Göçmenler: ABD ve AB aldatmacaları ile Türkiye’ye Suriye’den sokulan beş milyona yakın göçmen, doğrudan Türk ekonomisini çökertmeye yöneliktir.
AB yardımları: Göçmenlerin Türkiye’de bakılması karşılığı AB’nin verdiği yardım sözlerinin hiçbiri tutulmamıştır.
Milli çıkarlarımız: Uluslararası dostluklar doğrudan çıkar ilişkisidir.
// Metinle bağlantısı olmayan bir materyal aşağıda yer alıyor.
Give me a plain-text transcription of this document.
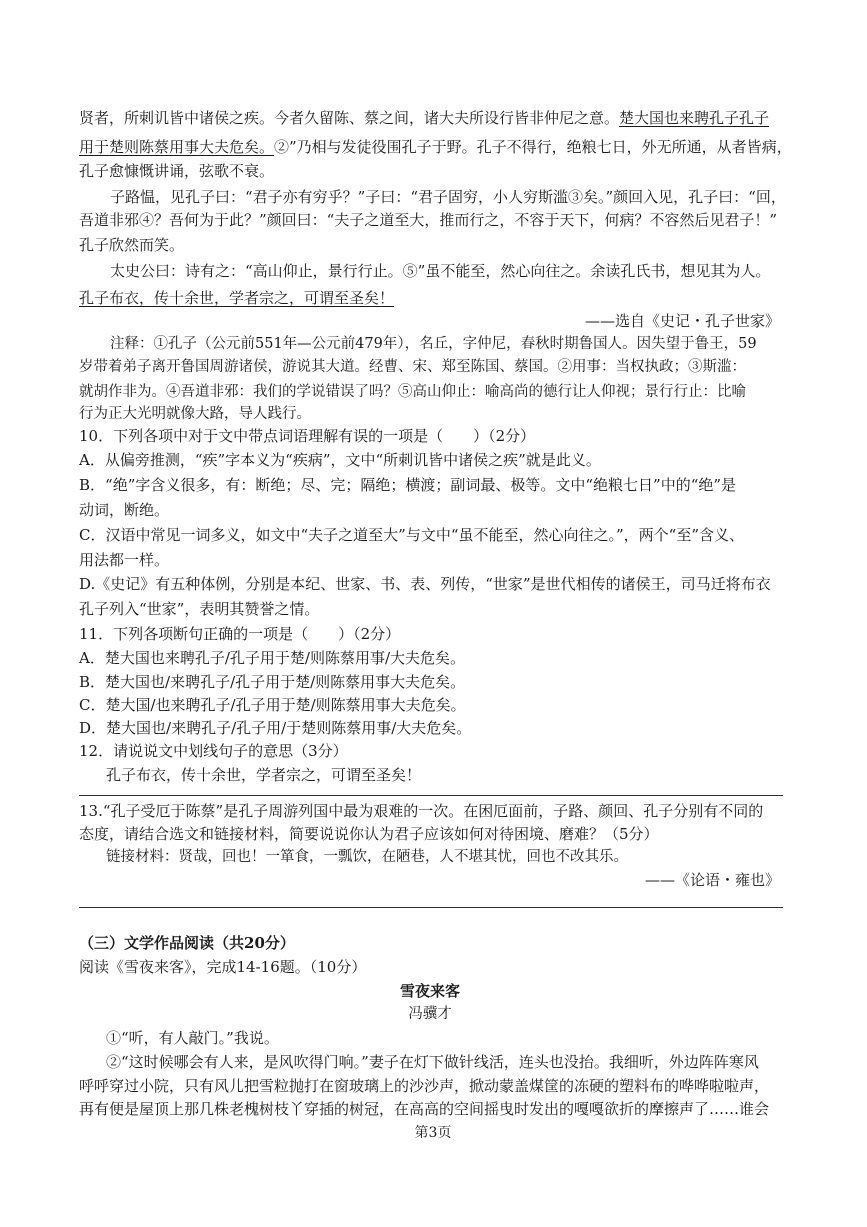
贤者，所刺讥皆中诸侯之疾。今者久留陈、蔡之间，诸大夫所设行皆非仲尼之意。楚大国也来聘孔子孔子
用于楚则陈蔡用事大夫危矣。②”乃相与发徒役围孔子于野。孔子不得行，绝粮七日，外无所通，从者皆病，
孔子愈慷慨讲诵，弦歌不衰。
子路愠，见孔子曰：“君子亦有穷乎？”子曰：“君子固穷，小人穷斯滥③矣。”颜回入见，孔子曰：“回，
吾道非邪④？吾何为于此？”颜回曰：“夫子之道至大，推而行之，不容于天下，何病？不容然后见君子！”
孔子欣然而笑。
太史公曰：诗有之：“高山仰止，景行行止。⑤”虽不能至，然心向往之。余读孔氏书，想见其为人。
孔子布衣，传十余世，学者宗之，可谓至圣矣！
——选自《史记・孔子世家》
注释：①孔子（公元前551年—公元前479年），名丘，字仲尼，春秋时期鲁国人。因失望于鲁王，59
岁带着弟子离开鲁国周游诸侯，游说其大道。经曹、宋、郑至陈国、蔡国。②用事：当权执政；③斯滥：
就胡作非为。④吾道非邪：我们的学说错误了吗？⑤高山仰止：喻高尚的德行让人仰视；景行行止：比喻
行为正大光明就像大路，导人践行。
10．下列各项中对于文中带点词语理解有误的一项是（　　）（2分）
A．从偏旁推测，“疾”字本义为“疾病”，文中“所刺讥皆中诸侯之疾”就是此义。
B．“绝”字含义很多，有：断绝；尽、完；隔绝；横渡；副词最、极等。文中“绝粮七日”中的“绝”是
动词，断绝。
C．汉语中常见一词多义，如文中“夫子之道至大”与文中“虽不能至，然心向往之。”，两个“至”含义、
用法都一样。
D.《史记》有五种体例，分别是本纪、世家、书、表、列传，“世家”是世代相传的诸侯王，司马迁将布衣
孔子列入“世家”，表明其赞誉之情。
11．下列各项断句正确的一项是（　　）（2分）
A．楚大国也来聘孔子/孔子用于楚/则陈蔡用事/大夫危矣。
B．楚大国也/来聘孔子/孔子用于楚/则陈蔡用事大夫危矣。
C．楚大国/也来聘孔子/孔子用于楚/则陈蔡用事大夫危矣。
D．楚大国也/来聘孔子/孔子用/于楚则陈蔡用事/大夫危矣。
12．请说说文中划线句子的意思（3分）
孔子布衣，传十余世，学者宗之，可谓至圣矣！
13.“孔子受厄于陈蔡”是孔子周游列国中最为艰难的一次。在困厄面前，子路、颜回、孔子分别有不同的
态度，请结合选文和链接材料，简要说说你认为君子应该如何对待困境、磨难？（5分）
链接材料：贤哉，回也！一箪食，一瓢饮，在陋巷，人不堪其忧，回也不改其乐。
——《论语・雍也》
（三）文学作品阅读（共20分）
阅读《雪夜来客》，完成14-16题。（10分）
雪夜来客
冯骥才
①“听，有人敲门。”我说。
②“这时候哪会有人来，是风吹得门响。”妻子在灯下做针线活，连头也没抬。我细听，外边阵阵寒风
呼呼穿过小院，只有风儿把雪粒抛打在窗玻璃上的沙沙声，掀动蒙盖煤筐的冻硬的塑料布的哗哗啦啦声，
再有便是屋顶上那几株老槐树枝丫穿插的树冠，在高高的空间摇曳时发出的嘎嘎欲折的摩擦声了……谁会
第3页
Bu tür ilişkiler bir denge çerçevesinde sürdürülmelidir.
Sonuç olarak; Sözde çok önemli stratejik ortaklarımız olan ülkelerle
ekonomik, siyasal, askeri ve stratejik işbirliği tek taraflı olup, ortaklarımızın çıkarlarına hizmet etmektedir. Bunlar eşit şartlara dönüştürülmelidir.
Dost gözüken bu ülkeler, Türkiye düşmanı terör örgütlerine açıkça verdikleri destekten vaz geçmelidirler.
Rusya ve İran ilişkileri yeniden ve köklü olarak gözden geçirilmelidir.
Suriye ve Irak’ta on milyona varan Türk nüfusun hakları ciddi gerekçeler gösterilerek korunmalı, Misaki Milli konusunda uluslararası anlaşmalar doğrultusunda haklarımız aranmalıdır.
Hatta Cerablus ve Bayır Bucak Türk kantonlarının kurulması için ciddi girişimlerde bulunulmalıdır.
Tüm yaşananları gözden geçirdiğimizde Amerika, NATO ve AB’nin bizi aldattığı gün gibi ortadadır. Aldatmayı bırakın, Türkiye’yi istila planları geliştirmektedirler. 30 yıldır Türkiye’yi, için için kemiren ve Türkiye’nin asker sivil tüm ana unsurlarını eline geçirmiş olan, artık vakti gelmiştir diyerek 15 temmuz 2016 günü kalkışma girişiminde bulunan bir tarikat liderinin CİA ajanı olduğu ve bu hareketin Türkiye’yi Amerikan mandası haline getirecek bir planının parçası olduğu unutulmamalıdır.